By the end of 2017, Poppe told KIRO Radio that Seattle’s plans at that time would help the homelessness crisis — a little.

Familiar homelessness

Before the Board of Health meeting Thursday, Seattle Councilmember Teresa Mosqueda held a lunch meeting at City Hall to hear a presentation from Transform Health. The organization is part of Sacramento’s effort to build an integrated system of care to fight homelessness.

The discussion was about a Californian city, but it too might sound familiar to King County residents. Lisa Chan-Sawin with Transform Health told the council that the Sacramento model supported “individual ability for self-sufficiency.” It has also been suggested in Seattle that an individual approach to homelessness can make a greater difference. The city’s Navigation Team is designed to do this.

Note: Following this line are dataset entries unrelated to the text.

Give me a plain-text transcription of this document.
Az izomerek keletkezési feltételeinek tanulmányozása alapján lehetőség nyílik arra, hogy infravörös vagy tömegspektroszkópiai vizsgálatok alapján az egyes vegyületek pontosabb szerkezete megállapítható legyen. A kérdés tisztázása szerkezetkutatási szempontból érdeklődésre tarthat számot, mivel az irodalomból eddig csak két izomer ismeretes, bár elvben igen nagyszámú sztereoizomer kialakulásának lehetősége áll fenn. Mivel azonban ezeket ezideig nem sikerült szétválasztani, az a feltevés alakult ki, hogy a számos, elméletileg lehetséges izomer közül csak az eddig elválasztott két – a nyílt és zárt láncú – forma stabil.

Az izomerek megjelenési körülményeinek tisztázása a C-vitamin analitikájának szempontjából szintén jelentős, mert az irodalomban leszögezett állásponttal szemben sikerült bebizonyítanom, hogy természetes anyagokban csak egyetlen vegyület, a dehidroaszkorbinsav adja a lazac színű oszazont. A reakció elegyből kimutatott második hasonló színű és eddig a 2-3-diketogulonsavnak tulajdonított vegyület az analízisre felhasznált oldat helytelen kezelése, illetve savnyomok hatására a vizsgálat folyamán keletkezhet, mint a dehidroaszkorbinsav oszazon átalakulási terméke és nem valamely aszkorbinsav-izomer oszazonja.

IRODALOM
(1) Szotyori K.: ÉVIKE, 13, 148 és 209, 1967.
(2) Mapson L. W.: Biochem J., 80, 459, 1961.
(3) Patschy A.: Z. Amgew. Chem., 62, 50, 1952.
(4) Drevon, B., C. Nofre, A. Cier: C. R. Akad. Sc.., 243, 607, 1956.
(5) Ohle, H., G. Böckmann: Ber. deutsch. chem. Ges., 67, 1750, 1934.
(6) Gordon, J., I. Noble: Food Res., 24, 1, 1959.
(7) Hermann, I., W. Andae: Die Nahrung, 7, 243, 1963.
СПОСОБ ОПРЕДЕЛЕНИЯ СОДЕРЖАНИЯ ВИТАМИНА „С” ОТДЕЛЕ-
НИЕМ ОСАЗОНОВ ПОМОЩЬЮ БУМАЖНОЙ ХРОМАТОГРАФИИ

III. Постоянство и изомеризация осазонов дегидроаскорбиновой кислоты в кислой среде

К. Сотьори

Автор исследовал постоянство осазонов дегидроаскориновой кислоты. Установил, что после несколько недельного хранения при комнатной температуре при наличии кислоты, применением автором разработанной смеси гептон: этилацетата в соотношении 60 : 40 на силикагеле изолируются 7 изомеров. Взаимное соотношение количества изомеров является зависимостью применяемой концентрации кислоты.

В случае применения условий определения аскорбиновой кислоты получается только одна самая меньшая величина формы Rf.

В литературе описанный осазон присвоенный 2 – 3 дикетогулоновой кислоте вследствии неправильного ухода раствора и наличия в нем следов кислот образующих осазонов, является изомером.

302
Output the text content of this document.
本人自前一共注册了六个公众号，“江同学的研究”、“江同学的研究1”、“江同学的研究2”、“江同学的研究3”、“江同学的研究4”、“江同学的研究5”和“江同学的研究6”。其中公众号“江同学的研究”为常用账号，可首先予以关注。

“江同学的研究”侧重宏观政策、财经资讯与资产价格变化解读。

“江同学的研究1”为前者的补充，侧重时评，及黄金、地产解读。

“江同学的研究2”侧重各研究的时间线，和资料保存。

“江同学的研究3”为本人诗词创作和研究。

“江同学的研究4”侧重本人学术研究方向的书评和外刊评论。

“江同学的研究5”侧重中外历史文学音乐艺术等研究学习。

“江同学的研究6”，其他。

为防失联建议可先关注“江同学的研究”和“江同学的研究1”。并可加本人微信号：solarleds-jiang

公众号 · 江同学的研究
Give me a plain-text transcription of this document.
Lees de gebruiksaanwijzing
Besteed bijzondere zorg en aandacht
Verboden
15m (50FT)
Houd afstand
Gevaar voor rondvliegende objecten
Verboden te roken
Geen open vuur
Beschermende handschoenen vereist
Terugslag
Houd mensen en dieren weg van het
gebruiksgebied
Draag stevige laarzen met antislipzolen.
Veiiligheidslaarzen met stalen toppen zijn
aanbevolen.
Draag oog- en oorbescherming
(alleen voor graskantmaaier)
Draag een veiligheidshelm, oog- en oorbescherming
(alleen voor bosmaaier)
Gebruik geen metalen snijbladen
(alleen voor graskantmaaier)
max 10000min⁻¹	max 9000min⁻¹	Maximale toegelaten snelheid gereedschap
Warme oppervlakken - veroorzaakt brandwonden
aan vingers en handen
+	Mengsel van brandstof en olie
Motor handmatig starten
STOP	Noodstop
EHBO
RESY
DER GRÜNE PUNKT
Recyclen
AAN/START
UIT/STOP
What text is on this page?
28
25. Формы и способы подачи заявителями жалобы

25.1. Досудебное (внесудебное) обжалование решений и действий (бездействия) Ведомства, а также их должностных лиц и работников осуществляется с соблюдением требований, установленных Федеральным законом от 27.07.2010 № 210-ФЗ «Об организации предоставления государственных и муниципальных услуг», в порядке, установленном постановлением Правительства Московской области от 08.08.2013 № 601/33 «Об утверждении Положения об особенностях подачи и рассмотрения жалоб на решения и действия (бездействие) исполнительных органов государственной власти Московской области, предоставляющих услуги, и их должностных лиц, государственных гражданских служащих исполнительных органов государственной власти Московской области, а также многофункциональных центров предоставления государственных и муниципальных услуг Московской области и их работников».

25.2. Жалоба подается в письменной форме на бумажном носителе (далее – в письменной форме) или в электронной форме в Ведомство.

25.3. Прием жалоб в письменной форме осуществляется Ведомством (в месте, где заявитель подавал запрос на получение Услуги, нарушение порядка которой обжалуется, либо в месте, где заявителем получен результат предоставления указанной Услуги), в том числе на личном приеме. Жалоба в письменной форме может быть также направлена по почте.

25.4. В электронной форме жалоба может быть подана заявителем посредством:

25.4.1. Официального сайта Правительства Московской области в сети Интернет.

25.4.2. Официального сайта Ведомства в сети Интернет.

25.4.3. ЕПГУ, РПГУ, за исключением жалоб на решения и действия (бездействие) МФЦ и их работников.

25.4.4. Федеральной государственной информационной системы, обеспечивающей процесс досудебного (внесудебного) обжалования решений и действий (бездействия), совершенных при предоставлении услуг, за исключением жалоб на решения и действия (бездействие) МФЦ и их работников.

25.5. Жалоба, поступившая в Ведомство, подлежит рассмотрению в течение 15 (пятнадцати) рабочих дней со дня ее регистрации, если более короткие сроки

Chan-Sawin also mentioned that Sacramento is bringing multiple agencies together at a “common table” to tackle the problem. That also might sound familiar, though the local term has been coined as “One Table.”

“A key component of this is building out the IT infrastructure that allows for shared care planning and shared coordination,” Chan-Sawin said. “So if different organizations are trying to serve the same individual, they are seeing the same care plan and know what their partner organizations are doing. By designing our model, and keeping the focus on both the patient at an organizational level, that allowed us to use a collective impact model to achieve the system change we are trying to do.”